Voluma is the first and only hyaluronic acid filler FDA-approved for cheek volume restoration. Results are nearly instantaneous and can last up to 18 months.
Since hyaluronic acids are simple sugars that naturally occur in the body, they are safer and less likely to cause reactions than synthetic fillers.
Voluma uses a technology called Vycross that is a specific process of binding the hyaluronic acids, making it last longer and creating a smoother consistency than other fillers. This allows for its unique use of filling larger areas and such as the cheek region of the face.
What is Voluma?
Voluma is a hyaluronic acid filler used to restore volume loss to the cheek area.
Who makes Voluma?
Allergan, Inc., the company that makes Botox cosmetic.
Are Voluma injections safe?
Yes, although Voluma is the newest filler to the United States market, it has been used in Brazil and Europe for over 5 years. Most patients have few if any side effects.
Are Voluma injections painful?
Voluma generally requires the least amount of injections, which usually has people remarking that it is the least painful.
How long does the procedure take?
After consultation, filler injections typically take 15-30 minutes.

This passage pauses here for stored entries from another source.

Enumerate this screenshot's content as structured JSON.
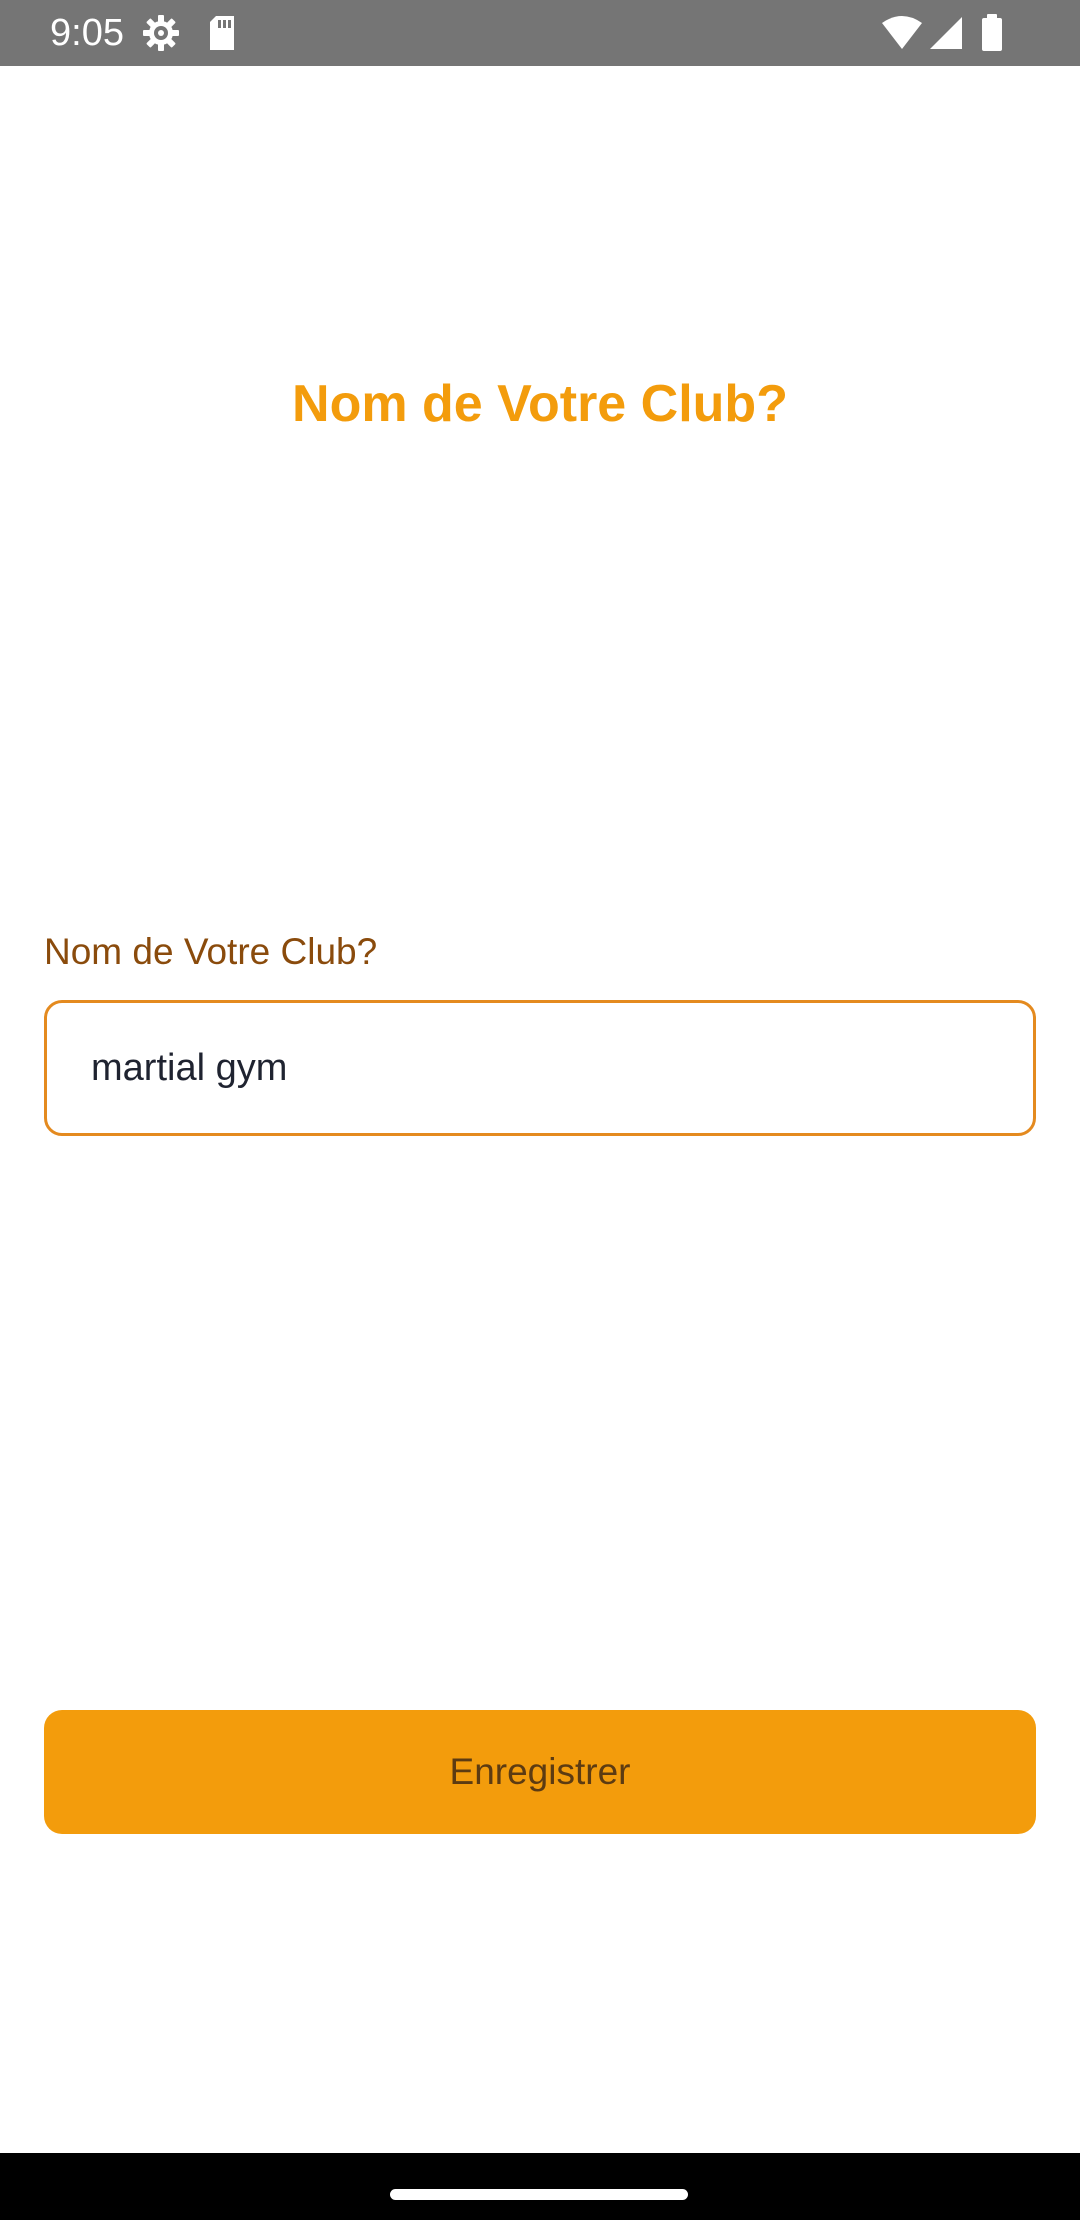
{
  "status_bar": {
    "time": "9:05",
    "icons": {
      "left": [
        "settings-gear-icon",
        "sd-card-icon"
      ],
      "right": [
        "wifi-icon",
        "cell-signal-icon",
        "battery-icon"
      ]
    }
  },
  "screen": {
    "title": "Nom de Votre Club?"
  },
  "form": {
    "club_name_label": "Nom de Votre Club?",
    "club_name_value": "martial gym"
  },
  "actions": {
    "save_label": "Enregistrer"
  },
  "colors": {
    "accent": "#f39c0c",
    "label": "#8a4b0c",
    "field_border": "#e48a1f",
    "button_text": "#5c3b12",
    "status_bar": "#757575",
    "nav_bar": "#000000"
  }
}
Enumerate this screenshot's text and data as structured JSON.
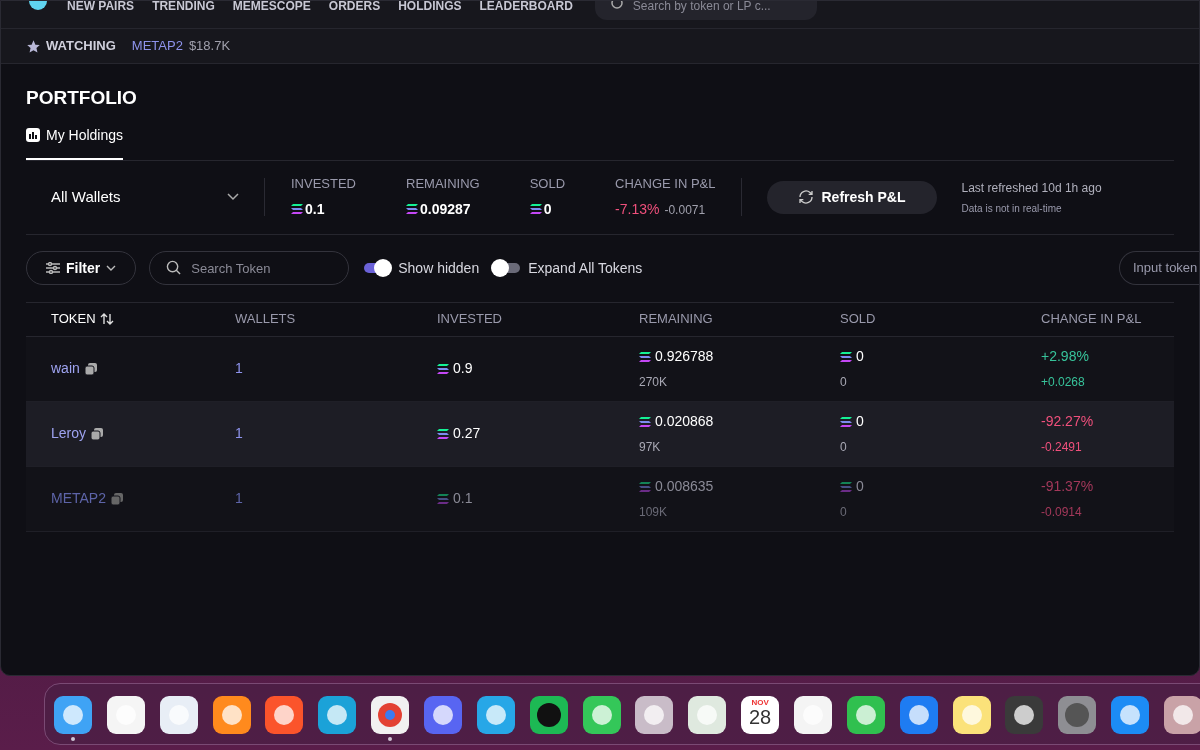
{
  "nav": {
    "items": [
      "NEW PAIRS",
      "TRENDING",
      "MEMESCOPE",
      "ORDERS",
      "HOLDINGS",
      "LEADERBOARD"
    ],
    "search": {
      "placeholder": "Search by token or LP c..."
    }
  },
  "watchlist": {
    "label": "WATCHING",
    "items": [
      {
        "symbol": "METAP2",
        "price": "$18.7K"
      }
    ]
  },
  "page_title": "PORTFOLIO",
  "tabs": [
    {
      "label": "My Holdings",
      "selected": true
    }
  ],
  "summary": {
    "wallet_select": "All Wallets",
    "stats": [
      {
        "label": "INVESTED",
        "value": "0.1",
        "kind": "sol"
      },
      {
        "label": "REMAINING",
        "value": "0.09287",
        "kind": "sol"
      },
      {
        "label": "SOLD",
        "value": "0",
        "kind": "sol"
      },
      {
        "label": "CHANGE IN P&L",
        "value": "-7.13%",
        "sub": "-0.0071",
        "kind": "pnl",
        "positive": false
      }
    ],
    "refresh_button": "Refresh P&L",
    "last_refreshed": "Last refreshed 10d 1h ago",
    "note": "Data is not in real-time"
  },
  "toolbar": {
    "filter": "Filter",
    "search": {
      "placeholder": "Search Token"
    },
    "toggles": [
      {
        "label": "Show hidden",
        "on": true
      },
      {
        "label": "Expand All Tokens",
        "on": false
      }
    ],
    "input": {
      "placeholder": "Input token"
    }
  },
  "table": {
    "columns": [
      "TOKEN",
      "WALLETS",
      "INVESTED",
      "REMAINING",
      "SOLD",
      "CHANGE IN P&L"
    ],
    "rows": [
      {
        "token": "wain",
        "wallets": "1",
        "invested": "0.9",
        "remaining": "0.926788",
        "remaining_sub": "270K",
        "sold": "0",
        "sold_sub": "0",
        "pnl": "+2.98%",
        "pnl_sub": "+0.0268",
        "positive": true,
        "hidden": false,
        "selected": false
      },
      {
        "token": "Leroy",
        "wallets": "1",
        "invested": "0.27",
        "remaining": "0.020868",
        "remaining_sub": "97K",
        "sold": "0",
        "sold_sub": "0",
        "pnl": "-92.27%",
        "pnl_sub": "-0.2491",
        "positive": false,
        "hidden": false,
        "selected": true
      },
      {
        "token": "METAP2",
        "wallets": "1",
        "invested": "0.1",
        "remaining": "0.008635",
        "remaining_sub": "109K",
        "sold": "0",
        "sold_sub": "0",
        "pnl": "-91.37%",
        "pnl_sub": "-0.0914",
        "positive": false,
        "hidden": true,
        "selected": false
      }
    ]
  },
  "dock": {
    "apps": [
      {
        "kind": "finder",
        "running": true
      },
      {
        "kind": "photos",
        "running": false
      },
      {
        "kind": "compass",
        "running": false
      },
      {
        "kind": "fox",
        "running": false
      },
      {
        "kind": "lion",
        "running": false
      },
      {
        "kind": "wave",
        "running": false
      },
      {
        "kind": "chrome",
        "running": true
      },
      {
        "kind": "chat",
        "running": false
      },
      {
        "kind": "plane",
        "running": false
      },
      {
        "kind": "music",
        "running": false
      },
      {
        "kind": "bubble",
        "running": false
      },
      {
        "kind": "grid",
        "running": false
      },
      {
        "kind": "map",
        "running": false
      },
      {
        "kind": "calendar",
        "running": false,
        "month": "NOV",
        "day": "28"
      },
      {
        "kind": "camera",
        "running": false
      },
      {
        "kind": "video",
        "running": false
      },
      {
        "kind": "easel",
        "running": false
      },
      {
        "kind": "notes",
        "running": false
      },
      {
        "kind": "calc",
        "running": false
      },
      {
        "kind": "gear",
        "running": false
      },
      {
        "kind": "store",
        "running": false
      },
      {
        "kind": "phone",
        "running": false
      }
    ]
  }
}
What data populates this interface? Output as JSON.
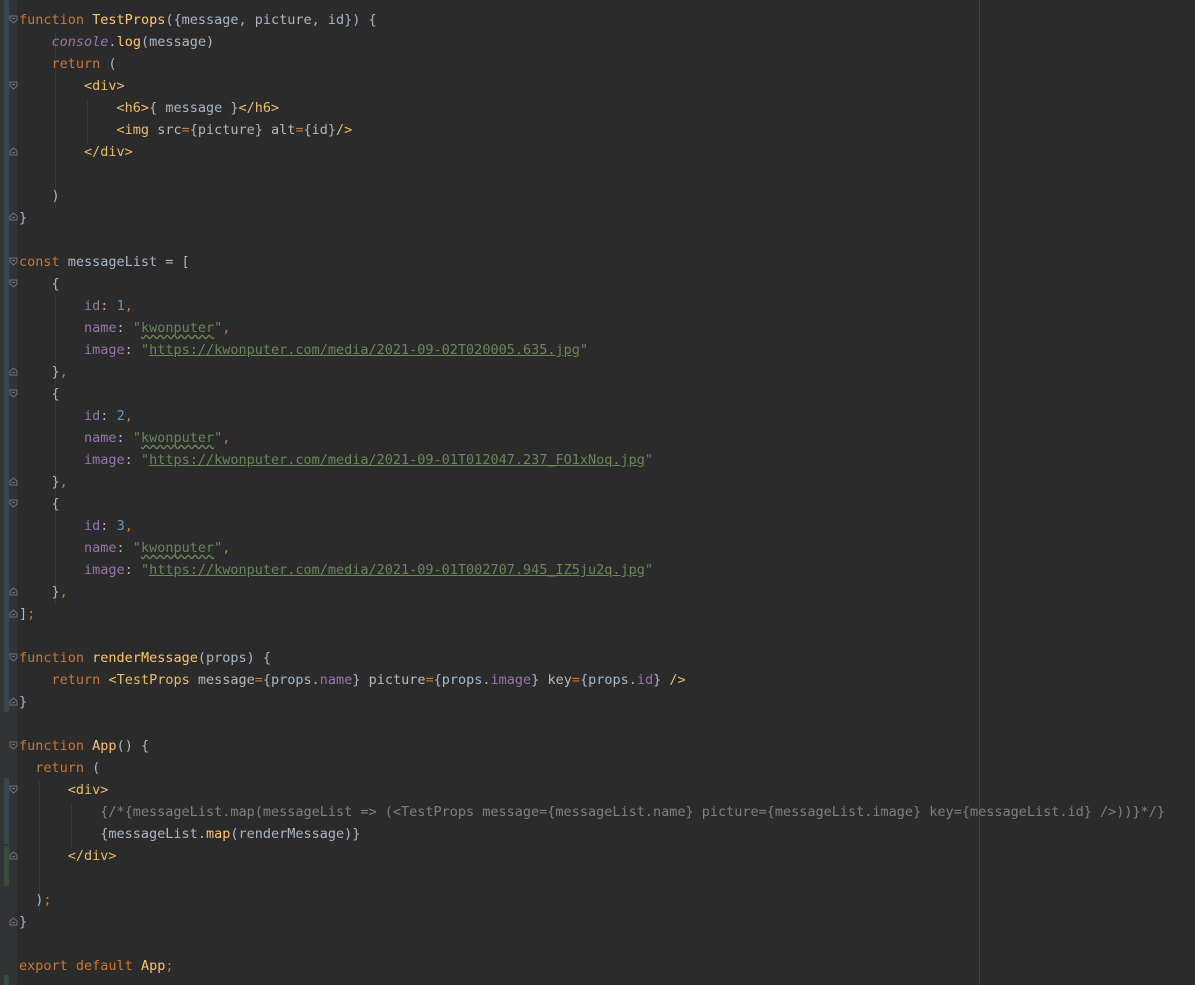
{
  "editor": {
    "language": "JavaScript (JSX)",
    "colors": {
      "background": "#2b2b2b",
      "gutter": "#313335",
      "keyword": "#cc7832",
      "function_name": "#ffc66d",
      "property": "#9876aa",
      "number": "#6897bb",
      "string": "#6a8759",
      "jsx_tag": "#e8bf6a",
      "comment": "#808080",
      "plain": "#a9b7c6"
    }
  },
  "code": {
    "l1": {
      "kw": "function",
      "name": "TestProps",
      "args": "({message, picture, id}) {"
    },
    "l2": {
      "obj": "console",
      "dot": ".",
      "method": "log",
      "rest": "(message)"
    },
    "l3": {
      "kw": "return",
      "rest": " ("
    },
    "l4": {
      "open": "<div>"
    },
    "l5": {
      "open": "<h6>",
      "expr": "{ message }",
      "close": "</h6>"
    },
    "l6": {
      "open": "<img",
      "a1": " src",
      "eq1": "=",
      "v1": "{picture}",
      "a2": " alt",
      "eq2": "=",
      "v2": "{id}",
      "end": "/>"
    },
    "l7": {
      "close": "</div>"
    },
    "l8": {
      "text": ")"
    },
    "l9": {
      "text": "}"
    },
    "l10": {
      "kw": "const",
      "rest": " messageList = ["
    },
    "obj_open": "{",
    "obj_close": "},",
    "obj_close_brace": "}",
    "obj_close_comma": ",",
    "items": [
      {
        "id_key": "id",
        "id_val": "1",
        "name_key": "name",
        "name_val": "kwonputer",
        "image_key": "image",
        "image_val": "https://kwonputer.com/media/2021-09-02T020005.635.jpg"
      },
      {
        "id_key": "id",
        "id_val": "2",
        "name_key": "name",
        "name_val": "kwonputer",
        "image_key": "image",
        "image_val": "https://kwonputer.com/media/2021-09-01T012047.237_FO1xNoq.jpg"
      },
      {
        "id_key": "id",
        "id_val": "3",
        "name_key": "name",
        "name_val": "kwonputer",
        "image_key": "image",
        "image_val": "https://kwonputer.com/media/2021-09-01T002707.945_IZ5ju2q.jpg"
      }
    ],
    "array_close": "]",
    "semicolon": ";",
    "colon": ": ",
    "comma": ",",
    "quote": "\"",
    "l_rm": {
      "kw": "function",
      "name": "renderMessage",
      "args": "(props) {"
    },
    "l_rm_ret": {
      "kw": "return",
      "tag": "<TestProps",
      "a1": " message",
      "eq": "=",
      "v1a": "{props.",
      "v1b": "name",
      "v1c": "}",
      "a2": " picture",
      "v2a": "{props.",
      "v2b": "image",
      "v2c": "}",
      "a3": " key",
      "v3a": "{props.",
      "v3b": "id",
      "v3c": "}",
      "end": " />"
    },
    "l_rm_close": "}",
    "l_app": {
      "kw": "function",
      "name": "App",
      "args": "() {"
    },
    "l_app_ret": {
      "kw": "return",
      "rest": " ("
    },
    "l_app_div": "<div>",
    "l_app_comment": "{/*{messageList.map(messageList => (<TestProps message={messageList.name} picture={messageList.image} key={messageList.id} />))}*/}",
    "l_app_map": {
      "a": "{messageList.",
      "b": "map",
      "c": "(",
      "d": "renderMessage",
      "e": ")}"
    },
    "l_app_div_close": "</div>",
    "l_app_paren": ")",
    "l_app_semi": ";",
    "l_app_close": "}",
    "l_export": {
      "kw1": "export",
      "kw2": " default",
      "name": " App",
      "semi": ";"
    }
  }
}
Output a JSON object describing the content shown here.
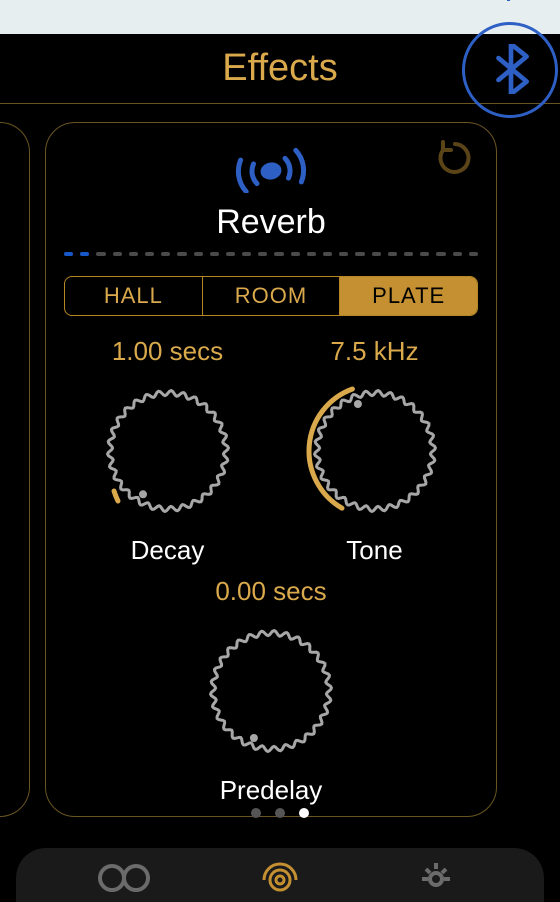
{
  "header": {
    "title": "Effects"
  },
  "effect": {
    "name": "Reverb",
    "modes": [
      {
        "label": "HALL",
        "active": false
      },
      {
        "label": "ROOM",
        "active": false
      },
      {
        "label": "PLATE",
        "active": true
      }
    ],
    "progress_segments_total": 26,
    "progress_segments_active": 2,
    "knobs": {
      "decay": {
        "value": "1.00 secs",
        "label": "Decay",
        "indicator_deg": 210,
        "arc_on": false
      },
      "tone": {
        "value": "7.5 kHz",
        "label": "Tone",
        "indicator_deg": -20,
        "arc_on": true
      },
      "predelay": {
        "value": "0.00 secs",
        "label": "Predelay",
        "indicator_deg": 200,
        "arc_on": false
      }
    }
  },
  "pager": {
    "count": 3,
    "active_index": 2
  },
  "colors": {
    "accent": "#d9a94c",
    "accent_dark": "#6a5522",
    "blue": "#2d5fc5",
    "dial": "#a7a7a7"
  }
}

How much recovery time do I need?
No recovery time is needed. However, bruising is a possibility with any injection.
What are the side effects?
Most patients tolerate Voluma well with no side effects. However, risks exist with all medications and procedures. The most common of these side effects include, but are not limited to redness, pain/tenderness, swelling, bruises, discoloration, firmness, lumps/bumps, and itching at the injection site. Please visit Allergan’s website for additional side effects.
Where can Voluma be injected?
Voluma is a hyaluronic acid filler that is usually used in the cheeks, however it may be used in other areas that can be discussed during your FREE consultation.
What can I do to reduce the risk of bruising?
Patients should try to avoid fish oil, flax seed oil, multivitamins, NSAID’s such as Ibuprofen and alcohol (including beer wine and liquor) at least 3 days before injections. You should consult with your physician about stopping aspirin, coumadin or other blood-thinning medications. These medications increase the risks of bruising and should be stopped about 7 days before your injections if possible.
Some over-the-counter remedies that help reduce bruising in my patients are Arnica Montana and Bromelain. Arnica Montana should be taken at least 2 days before receiving injections. Three tablets are usually placed under the tongue. Bromelain is a substance found in pineapples and helps prevent bruising. Some of my patients eat pineapple or drink pineapple juice 2 days before receiving in injections.
How much does Voluma cost?
This depends on the amount of volume loss and the number of areas treated. The cost starts at $700 for the first syringe. Any additional syringe purchased within one month of the first purchased syringe will be discounted to $600. Patients typically start with two syringes of Voluma.
Any post care instructions?
Avoid drinking alcohol for 24 hours, direct sunlight, excessive heat, strenuous exercise all of which can cause additional bruising.
If you develop a bruise, it will resolve like any other bruise. It is ok to use cold compresses but avoid direct skin contact with ice. Any lumps, bumps, or small puncture marks should subside within a few hours. It is ok to cover the areas with makeup if needed. If you have any questions after your injections, call me with your concerns.
I’m afraid of looking overdone
It is best to take a conservative approach with cheek fillers to give you naturally looking results. Fillers should be used to correct volume and restore youth in the face without appearing unnatural.
What if I don’t like the result?
If you do not like the result, an enzyme can be injected at the site to breakdown Voluma.
DO NOT USE VOLUMA IF:
- You have an active skin injection including cold sores.
- Are pregnant or breast-feeding.
- Have had reactions to Voluma in the past.